TRG:  What is her name?

GB:  Berniece Carruthers.

TRG:  Can you think of someone who might give us some information on the Harper School?

GB:  Ina Davis.  She lives with her daughter here….

TRG:  And your sister Berniece lives where?

GB:  She lives on highway 31, just before you get to highway 5.  She lives about a …almost a mile west of the post office on highway 31.

TRG:  She has a telephone?

GB:  Yes,

TRG:  I may give her a call sometime and go out and visit her.

GB:  She might could tell you some things.  Between her an Miss Davis, I’m sure they could help you out on that.

TRG:  I meant to come out to see you yesterday afternoon.

GB:  Yeah, I had to go to Rose Bud to get the tire on my trailer fixed.

TRG:  Are you still doing any farming?

GB:  No, I can’t do much.  My wife put out a few tomato plants and squash but we don’t try to do much. 

TRG:  When I try to do something it takes me a lot longer now.]

GB:  That’s what I told my wife.  I just aggravate myself but I just can’t do much.

TRG:  I know what you mean.

GB:  It was a chore taking that wheel off.

TRG:  I can get down on my knees but it sure is hard getting back up.

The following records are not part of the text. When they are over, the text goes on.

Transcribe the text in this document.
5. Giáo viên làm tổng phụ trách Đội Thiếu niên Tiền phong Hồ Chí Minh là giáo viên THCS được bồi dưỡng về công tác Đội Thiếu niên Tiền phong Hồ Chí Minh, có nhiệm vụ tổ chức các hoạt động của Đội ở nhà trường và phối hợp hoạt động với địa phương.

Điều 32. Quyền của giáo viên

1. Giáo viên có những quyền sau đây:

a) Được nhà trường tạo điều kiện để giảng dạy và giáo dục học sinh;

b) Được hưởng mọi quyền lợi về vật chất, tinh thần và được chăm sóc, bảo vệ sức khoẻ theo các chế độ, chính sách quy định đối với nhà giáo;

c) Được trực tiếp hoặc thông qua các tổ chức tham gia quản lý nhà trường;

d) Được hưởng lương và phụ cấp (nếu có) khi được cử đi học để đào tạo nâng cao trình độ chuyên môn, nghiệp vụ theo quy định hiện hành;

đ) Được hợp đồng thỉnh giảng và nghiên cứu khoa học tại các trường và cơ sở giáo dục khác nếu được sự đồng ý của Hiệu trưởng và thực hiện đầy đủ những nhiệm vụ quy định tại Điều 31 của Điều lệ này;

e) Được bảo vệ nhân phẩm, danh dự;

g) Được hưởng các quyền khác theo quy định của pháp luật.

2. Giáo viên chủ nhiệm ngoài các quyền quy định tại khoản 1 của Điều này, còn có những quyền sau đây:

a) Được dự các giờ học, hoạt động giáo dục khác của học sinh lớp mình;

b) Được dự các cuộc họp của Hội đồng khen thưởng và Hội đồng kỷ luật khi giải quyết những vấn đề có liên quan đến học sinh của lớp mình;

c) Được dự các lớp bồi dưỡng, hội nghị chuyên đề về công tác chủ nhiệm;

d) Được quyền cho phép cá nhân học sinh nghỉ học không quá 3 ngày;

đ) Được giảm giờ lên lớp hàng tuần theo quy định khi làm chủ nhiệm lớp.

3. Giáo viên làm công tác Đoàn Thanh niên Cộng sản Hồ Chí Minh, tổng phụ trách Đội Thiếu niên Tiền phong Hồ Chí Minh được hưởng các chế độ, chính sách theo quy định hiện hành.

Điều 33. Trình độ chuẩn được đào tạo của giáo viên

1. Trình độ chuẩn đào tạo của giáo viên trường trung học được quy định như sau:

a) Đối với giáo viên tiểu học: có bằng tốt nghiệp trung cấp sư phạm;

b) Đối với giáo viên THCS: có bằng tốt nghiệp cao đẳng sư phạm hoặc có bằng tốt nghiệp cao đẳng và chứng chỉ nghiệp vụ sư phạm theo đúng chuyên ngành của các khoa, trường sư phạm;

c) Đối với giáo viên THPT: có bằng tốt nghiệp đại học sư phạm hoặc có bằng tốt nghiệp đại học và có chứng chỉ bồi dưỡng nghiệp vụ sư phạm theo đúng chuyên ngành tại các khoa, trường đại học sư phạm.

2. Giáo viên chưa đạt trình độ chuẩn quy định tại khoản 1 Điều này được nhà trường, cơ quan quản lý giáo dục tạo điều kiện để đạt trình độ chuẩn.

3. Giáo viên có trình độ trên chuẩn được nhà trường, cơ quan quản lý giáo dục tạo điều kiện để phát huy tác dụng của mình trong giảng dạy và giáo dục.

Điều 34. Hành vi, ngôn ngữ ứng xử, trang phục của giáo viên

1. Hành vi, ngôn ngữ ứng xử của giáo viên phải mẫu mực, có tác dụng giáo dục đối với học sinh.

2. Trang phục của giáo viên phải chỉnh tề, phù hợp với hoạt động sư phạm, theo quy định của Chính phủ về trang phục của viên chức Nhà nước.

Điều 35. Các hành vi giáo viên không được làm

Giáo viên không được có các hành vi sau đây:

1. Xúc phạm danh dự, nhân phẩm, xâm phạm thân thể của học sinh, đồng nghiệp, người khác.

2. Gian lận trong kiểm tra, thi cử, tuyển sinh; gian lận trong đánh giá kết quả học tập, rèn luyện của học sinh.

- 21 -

GB:  That’s the way I am.  I’ve got to have something to pull to.  A lot of chairs are so low down……

GB:  Do you go to the Downtown Church?

TRG:  West Side.  I was a deacon at the old Downtown, Locust and Vine, before they moved.  You know, there had been talk of needing church in the West end of Searcy for years and finally the leaders at the College church and Locust and Vine said we’ll just make an announcement for anyone interested in beginning a new work to meet at the Locust and Vine church building that Sunday afternoon, and two weeks later we were meeting in the old brick garage down at the south end of the park..

I had a good friend who went to West Side, Mouncie Newman.

TRG:  I remember him.

GB:  He was a fine fellow.  He was my neighbor for years.

TRG:  I tried to get him interested in our Golden Years program for years.  It’s for people our age.  But I never could get him started.

GB:  No, he wasn’t much to socialize.

TRG:  Of course, Ed and Sarah Rogers were good members for years.  Ed died.  Sarah still comes.

GB:  Ed’s brother’s wife….her son died and Sarah and the other sisters (couldn’t understand)

TRG:  I didn’t know about that.  Saw Sarah yesterday at Golden Years but she was at another table and I didn’t get to talk to her.

GB:  About four or five years ago we had a preacher from here.  He lived on Market Street.  Fisher.  My wife and I tried to find his house but we never could.  He’s not here now.  He’s in Newport.  He went to school here.  We have a couple of preachers from the Downtown church, they’re both elders I think.  They come out every other Sunday.  Richard Pectol and Jim Woodell.

GB:  If that’s all then,…….I hope I’ve been a little help to you.

(Glenn Alva Belew died September 12, 2007, one day after his 90th birthday.  He was buried in Romance Cemetery.)